Sanırım beni onların kalbinde yerleştiren asıl şeyse üzerimdeki beyazlığa maddi bir menfaat kiri ve ekabirlik siyah lekesini bulaştırmamamdı. Giyinişim ve mütevazi yaşamım vallahi bazen o şeyh ve ağaların yanında çok sade kalıyordu. Bundan dolayı da beni seviyor olabilirlerdi.
Bu şehr-i Âmid sadece bana hayat arkadaşımı değil kaşıkçı elması mesabesinde kadim dostlarımı da buldurdu. Buradaki koskoca elli yılın arkasında hatırladığım sadece güzelliklerdir.

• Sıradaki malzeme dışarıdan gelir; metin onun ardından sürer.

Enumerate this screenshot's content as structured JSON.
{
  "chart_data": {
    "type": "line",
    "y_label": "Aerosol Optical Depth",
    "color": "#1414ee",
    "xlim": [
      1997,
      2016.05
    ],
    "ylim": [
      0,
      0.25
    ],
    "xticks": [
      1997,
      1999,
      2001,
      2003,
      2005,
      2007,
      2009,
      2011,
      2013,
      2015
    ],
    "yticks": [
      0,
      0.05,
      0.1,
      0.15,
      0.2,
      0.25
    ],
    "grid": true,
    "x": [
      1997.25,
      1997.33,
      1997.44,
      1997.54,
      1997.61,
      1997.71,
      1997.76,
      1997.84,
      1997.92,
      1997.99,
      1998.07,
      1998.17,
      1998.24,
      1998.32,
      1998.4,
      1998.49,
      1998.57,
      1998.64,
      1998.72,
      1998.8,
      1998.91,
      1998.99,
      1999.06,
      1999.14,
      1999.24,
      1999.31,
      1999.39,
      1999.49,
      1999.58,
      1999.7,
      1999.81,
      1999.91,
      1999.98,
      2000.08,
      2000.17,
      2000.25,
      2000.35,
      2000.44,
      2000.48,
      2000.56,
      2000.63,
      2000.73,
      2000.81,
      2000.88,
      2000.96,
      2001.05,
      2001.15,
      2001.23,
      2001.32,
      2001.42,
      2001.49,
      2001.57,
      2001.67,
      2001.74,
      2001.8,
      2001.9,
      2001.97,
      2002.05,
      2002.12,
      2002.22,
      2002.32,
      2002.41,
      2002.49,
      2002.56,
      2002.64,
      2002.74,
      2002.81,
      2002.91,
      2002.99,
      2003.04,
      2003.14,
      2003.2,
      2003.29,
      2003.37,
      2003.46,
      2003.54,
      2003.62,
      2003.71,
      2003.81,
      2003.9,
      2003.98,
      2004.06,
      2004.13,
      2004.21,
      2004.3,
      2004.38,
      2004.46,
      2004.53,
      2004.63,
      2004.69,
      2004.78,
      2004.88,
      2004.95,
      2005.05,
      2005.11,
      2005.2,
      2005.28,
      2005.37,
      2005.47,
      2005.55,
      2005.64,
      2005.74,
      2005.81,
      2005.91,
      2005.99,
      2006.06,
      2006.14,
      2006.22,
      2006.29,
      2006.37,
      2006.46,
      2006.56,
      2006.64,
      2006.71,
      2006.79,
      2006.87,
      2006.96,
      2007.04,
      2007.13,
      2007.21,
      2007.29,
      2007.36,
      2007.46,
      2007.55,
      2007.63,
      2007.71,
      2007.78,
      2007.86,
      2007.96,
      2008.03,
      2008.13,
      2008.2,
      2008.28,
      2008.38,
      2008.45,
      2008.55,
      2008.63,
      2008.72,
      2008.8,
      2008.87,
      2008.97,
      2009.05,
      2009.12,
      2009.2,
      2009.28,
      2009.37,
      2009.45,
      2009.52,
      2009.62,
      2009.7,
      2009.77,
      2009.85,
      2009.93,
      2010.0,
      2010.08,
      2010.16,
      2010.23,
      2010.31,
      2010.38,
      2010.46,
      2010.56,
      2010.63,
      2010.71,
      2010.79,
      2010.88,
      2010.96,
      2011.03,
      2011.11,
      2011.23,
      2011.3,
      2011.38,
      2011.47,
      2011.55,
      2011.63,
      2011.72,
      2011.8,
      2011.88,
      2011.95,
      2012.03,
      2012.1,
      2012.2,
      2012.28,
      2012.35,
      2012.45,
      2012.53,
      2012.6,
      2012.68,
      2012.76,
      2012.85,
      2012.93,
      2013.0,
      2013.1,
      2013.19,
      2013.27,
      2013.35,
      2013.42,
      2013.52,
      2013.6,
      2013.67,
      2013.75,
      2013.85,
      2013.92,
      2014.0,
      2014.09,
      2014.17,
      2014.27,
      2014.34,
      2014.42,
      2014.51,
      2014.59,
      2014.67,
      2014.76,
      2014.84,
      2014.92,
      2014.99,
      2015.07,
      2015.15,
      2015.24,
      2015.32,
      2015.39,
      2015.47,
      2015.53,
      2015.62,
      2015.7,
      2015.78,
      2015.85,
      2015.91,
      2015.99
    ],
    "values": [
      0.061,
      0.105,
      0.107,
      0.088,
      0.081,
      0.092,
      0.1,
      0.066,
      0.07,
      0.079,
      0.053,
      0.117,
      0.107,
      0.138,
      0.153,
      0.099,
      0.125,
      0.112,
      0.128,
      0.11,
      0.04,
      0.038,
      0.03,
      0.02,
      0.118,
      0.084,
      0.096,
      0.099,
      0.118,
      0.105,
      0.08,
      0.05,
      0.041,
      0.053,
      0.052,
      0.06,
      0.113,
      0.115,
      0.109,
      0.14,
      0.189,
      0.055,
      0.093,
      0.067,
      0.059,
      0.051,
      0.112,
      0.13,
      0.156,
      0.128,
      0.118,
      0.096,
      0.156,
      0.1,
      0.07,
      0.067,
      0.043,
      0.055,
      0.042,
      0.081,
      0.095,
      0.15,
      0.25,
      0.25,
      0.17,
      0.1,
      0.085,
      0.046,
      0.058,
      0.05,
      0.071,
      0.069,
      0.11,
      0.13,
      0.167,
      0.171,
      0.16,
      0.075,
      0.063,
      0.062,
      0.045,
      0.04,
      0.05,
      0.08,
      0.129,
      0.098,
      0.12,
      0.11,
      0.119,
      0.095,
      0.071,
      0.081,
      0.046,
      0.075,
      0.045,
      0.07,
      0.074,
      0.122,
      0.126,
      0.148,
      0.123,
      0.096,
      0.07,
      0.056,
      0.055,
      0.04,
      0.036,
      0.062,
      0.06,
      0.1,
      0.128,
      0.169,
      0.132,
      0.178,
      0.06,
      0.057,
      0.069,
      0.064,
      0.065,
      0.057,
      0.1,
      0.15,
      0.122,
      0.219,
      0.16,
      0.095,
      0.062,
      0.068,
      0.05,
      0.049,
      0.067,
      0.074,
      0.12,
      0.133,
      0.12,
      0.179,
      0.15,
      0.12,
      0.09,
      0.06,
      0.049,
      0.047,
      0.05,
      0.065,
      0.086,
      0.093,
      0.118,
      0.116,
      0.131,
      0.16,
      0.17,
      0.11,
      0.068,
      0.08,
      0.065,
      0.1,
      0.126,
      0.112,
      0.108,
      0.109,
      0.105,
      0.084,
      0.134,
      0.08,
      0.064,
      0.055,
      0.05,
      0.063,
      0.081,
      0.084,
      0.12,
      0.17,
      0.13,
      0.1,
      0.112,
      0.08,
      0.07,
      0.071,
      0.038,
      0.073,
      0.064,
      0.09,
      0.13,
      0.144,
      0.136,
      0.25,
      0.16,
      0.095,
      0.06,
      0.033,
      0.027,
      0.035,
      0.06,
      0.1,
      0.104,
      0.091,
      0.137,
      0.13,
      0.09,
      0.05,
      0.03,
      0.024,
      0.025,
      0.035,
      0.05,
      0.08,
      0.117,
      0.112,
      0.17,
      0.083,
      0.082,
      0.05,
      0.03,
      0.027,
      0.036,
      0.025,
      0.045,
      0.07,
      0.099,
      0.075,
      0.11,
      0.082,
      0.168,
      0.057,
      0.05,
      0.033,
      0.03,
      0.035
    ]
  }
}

Eşim ve evladım hayatımın sürekli güzellikleri iken dişçi Kadri abi, avukat Recep abi, eczacı Abdullah abi, doktor Seyfettin kardeşim, ağamız Hacı Timurağaoğuları, Köprücü Hacı Ali abi, esnaf Hacı Hakkı, Hacı Rıza, Hacı Mehmet abiler, Selahattin Kaplan hocam, Sıddık hocam ve Hafız Ali hocam, berber Halim abi, çorbacı Fatih, helvacı Sezai, kebapçı Yusuf abiler, Nurettinler, Mahmutlar, Arifler, Ahmetler, Abdullatifler ve daha ismini sayamadığım bu şehrin nice güzel insanları yalnızlığımın ortağı ve ailemden birer parça oldular. Kardeşim anlatacak çok şey var.
-Biliyorum efendim anlatacak çok şeyiniz var! Lakin bizim de köşemizdeki sütunlarımız dar!
Şu kadarını diyebilirim. Yahya Kemal Diyarbekir’e gönülden hizmet veren bu asil tabip ve benzerlerini tanımış olsaydı eminim onlar için de Ali Emîrî Efendi’ye yazdığı gibi bir gazel yazardı.
Muhtâc isen füyûzuna eslâf pendinin
Diz çök önünde şimdi Emîrî Efendi’nin
Âmid o şehr-i nûr öğünsün ile’l-ebed
Fazl ü fazîletiyle bu necl-î bülendinin
İklîm-i Rûm’u gezdi otuz yıl taraf taraf
Bir maksadıyle tab’-ı nefâ’is-pesendinin
Yekpâre nûr olan bu kütüphâne-î nefîs
Yekpâre servetiydi bu âlemde kendinin
Ecdâd-ı pâkimiz gibi vakfetti millete
Hayrânı oldu halk eser-î bî-menendinin
Yâ Fahr-ı Kâinaat sen iyfâ et ecrini
Dîvân-ı Kibriyâ’da bu Şark ercümendinin
Ey şehr-i nûr! Ey kent-i meserret ve keder! Ey ülkemin yüzündeki en güzel ben gibi duran şehr-i cânân ve yârân! Seni seven ve ömürlerini seninle geçiren bu asrın aziz havarileriyle övün. Bağrında Dicle gibi berrak akanların kadrini bil ilelebet. Onlardır seni anlayan ve senden anlayan kadirşinas misafirler.